What often has been lost in this work, however, is that information theory does not inform about the nature of the code used by a system, but only how efficient a carrier of information it is. In other words, it tells you how close a code is to being ``optimally compressed''. Moreover, one can only learn about a channel's characteristics if one knows what the channel is: for example, the distinction between the encoded data transmission and channel noise. Because of this, conclusions about neural coding must be made carefully:
- Presynaptic spike trains are sometimes used as the reference in determining postsynaptic information capacity. This treats a neuron as a pure encoder. However, neurons are dynamical systems, and their internal state certainly affects their discharge. To the extent that a neuron's internal state represents information to be transmitted to other cells, these approaches underestimate capacity.

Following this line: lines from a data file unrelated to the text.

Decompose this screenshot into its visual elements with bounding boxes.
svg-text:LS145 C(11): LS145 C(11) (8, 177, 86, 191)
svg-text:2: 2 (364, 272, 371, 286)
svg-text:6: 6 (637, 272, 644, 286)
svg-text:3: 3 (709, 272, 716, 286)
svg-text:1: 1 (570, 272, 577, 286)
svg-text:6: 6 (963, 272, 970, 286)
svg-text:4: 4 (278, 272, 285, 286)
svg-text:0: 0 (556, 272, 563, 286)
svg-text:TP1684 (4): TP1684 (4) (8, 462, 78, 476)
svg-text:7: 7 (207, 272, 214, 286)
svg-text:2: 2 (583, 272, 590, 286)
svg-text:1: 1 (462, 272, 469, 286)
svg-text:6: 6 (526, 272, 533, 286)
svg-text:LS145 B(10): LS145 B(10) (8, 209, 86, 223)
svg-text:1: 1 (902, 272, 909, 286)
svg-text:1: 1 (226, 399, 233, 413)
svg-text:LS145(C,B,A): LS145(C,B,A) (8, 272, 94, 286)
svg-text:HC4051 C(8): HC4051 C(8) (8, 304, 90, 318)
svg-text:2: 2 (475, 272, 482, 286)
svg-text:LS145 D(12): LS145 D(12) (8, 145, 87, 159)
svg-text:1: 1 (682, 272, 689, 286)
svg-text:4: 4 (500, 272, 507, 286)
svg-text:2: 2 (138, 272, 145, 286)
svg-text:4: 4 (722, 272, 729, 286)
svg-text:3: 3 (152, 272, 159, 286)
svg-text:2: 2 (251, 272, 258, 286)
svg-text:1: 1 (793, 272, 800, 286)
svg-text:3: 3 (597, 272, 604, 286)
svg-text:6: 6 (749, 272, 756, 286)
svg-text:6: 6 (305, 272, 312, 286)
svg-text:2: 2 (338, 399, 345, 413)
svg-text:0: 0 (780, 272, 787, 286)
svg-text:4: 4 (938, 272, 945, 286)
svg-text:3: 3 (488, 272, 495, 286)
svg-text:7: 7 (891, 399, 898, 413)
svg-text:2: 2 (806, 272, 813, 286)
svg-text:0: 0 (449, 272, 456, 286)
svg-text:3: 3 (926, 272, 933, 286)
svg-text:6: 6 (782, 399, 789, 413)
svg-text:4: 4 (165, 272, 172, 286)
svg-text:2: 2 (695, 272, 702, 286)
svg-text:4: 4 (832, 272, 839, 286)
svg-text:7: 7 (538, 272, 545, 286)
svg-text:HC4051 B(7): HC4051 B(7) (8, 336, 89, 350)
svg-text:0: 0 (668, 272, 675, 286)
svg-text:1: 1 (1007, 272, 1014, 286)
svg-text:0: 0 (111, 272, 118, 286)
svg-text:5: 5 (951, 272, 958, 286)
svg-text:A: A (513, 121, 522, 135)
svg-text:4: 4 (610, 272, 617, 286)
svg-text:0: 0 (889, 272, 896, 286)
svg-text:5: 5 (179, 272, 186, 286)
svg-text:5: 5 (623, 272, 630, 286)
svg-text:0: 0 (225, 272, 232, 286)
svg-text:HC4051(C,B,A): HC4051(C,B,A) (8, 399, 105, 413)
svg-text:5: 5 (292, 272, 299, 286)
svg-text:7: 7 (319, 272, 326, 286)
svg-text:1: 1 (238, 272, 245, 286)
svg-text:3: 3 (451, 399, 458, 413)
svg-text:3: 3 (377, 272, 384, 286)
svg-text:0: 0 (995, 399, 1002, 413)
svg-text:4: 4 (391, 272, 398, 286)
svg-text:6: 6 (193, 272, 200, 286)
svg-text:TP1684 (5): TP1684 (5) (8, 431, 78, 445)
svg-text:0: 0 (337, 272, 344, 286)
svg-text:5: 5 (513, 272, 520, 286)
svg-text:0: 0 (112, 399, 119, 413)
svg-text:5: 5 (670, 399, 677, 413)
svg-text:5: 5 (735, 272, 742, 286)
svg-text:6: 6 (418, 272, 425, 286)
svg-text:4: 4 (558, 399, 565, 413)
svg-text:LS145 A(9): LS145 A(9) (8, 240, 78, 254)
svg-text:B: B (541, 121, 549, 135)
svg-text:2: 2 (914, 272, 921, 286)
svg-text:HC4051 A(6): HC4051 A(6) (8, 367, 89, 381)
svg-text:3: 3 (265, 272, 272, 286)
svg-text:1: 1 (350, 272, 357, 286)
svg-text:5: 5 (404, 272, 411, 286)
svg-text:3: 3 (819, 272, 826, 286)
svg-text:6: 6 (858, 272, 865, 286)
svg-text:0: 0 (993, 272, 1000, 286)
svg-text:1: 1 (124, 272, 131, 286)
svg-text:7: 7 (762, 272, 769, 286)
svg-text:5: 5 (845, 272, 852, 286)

- The idea that neurons are noisy and unreliable has great currency in the literature, based on observations that spike trains look ``messy'' and that multiple experiments with identical stimuli produce different discharges. These are weak definitions of noise: ``variation of a measured quantity from some expected value'' in the first case and ``whatever is not of interest'' in the second. Use of spike train variability as a noise floor in channel capacity estimation only establishes a lower bound on information content.
- An apparently low information rate (in bits per spike) might be taken as evidence for rate coding. This presupposes that one knows what data is being coded, arguably only feasible for sensory cells. In any event, this at best establishes that the neural code is not optimally compressed, which is not the same thing as determining that there is no ``extra content'' in the code.
- In artificial systems, there are many reasons for not using optimally compact codes. These include: convenience, compatibility with other systems, encoding/decoding complexity, and error correction. The observation that a code contains redundancy is not the same as determining that the redundant information is not used by a system. For example, one could analyze the information content of an audio compact disc: the fact that each bit of data carries less than one bit of information does not mean that not all of the bits are used (nor does it tell one what the code is or what is being encoded).
- It is not unreasonble that similar considerations may be applicable to biological systems. Neuron construction and neural architectures have definite (though unknown) limits to their processing power. If we assume that neuron operation contains significant ``noise'' uncorrelated with information to be transmitted, then this would be expected to inject errors into the data stream. This argues for codes with significant, and useful, redundancy.
We have begun preliminary work testing the feasibility of a neural code containing error correction characteristics which requires greater spike timing precision than might be necessary to simply transmit a given amount of information. So far, we have been able to show that a physiological model of the recognized prototype of an inhibitory synapse can exhibit error correction if those errors occur in the context of overall high timing precision. We are currently working to extend these results to show that, for any nonlinear neural oscillator, coding redundancy (in the form of high temporal precision) can support error correcting codes.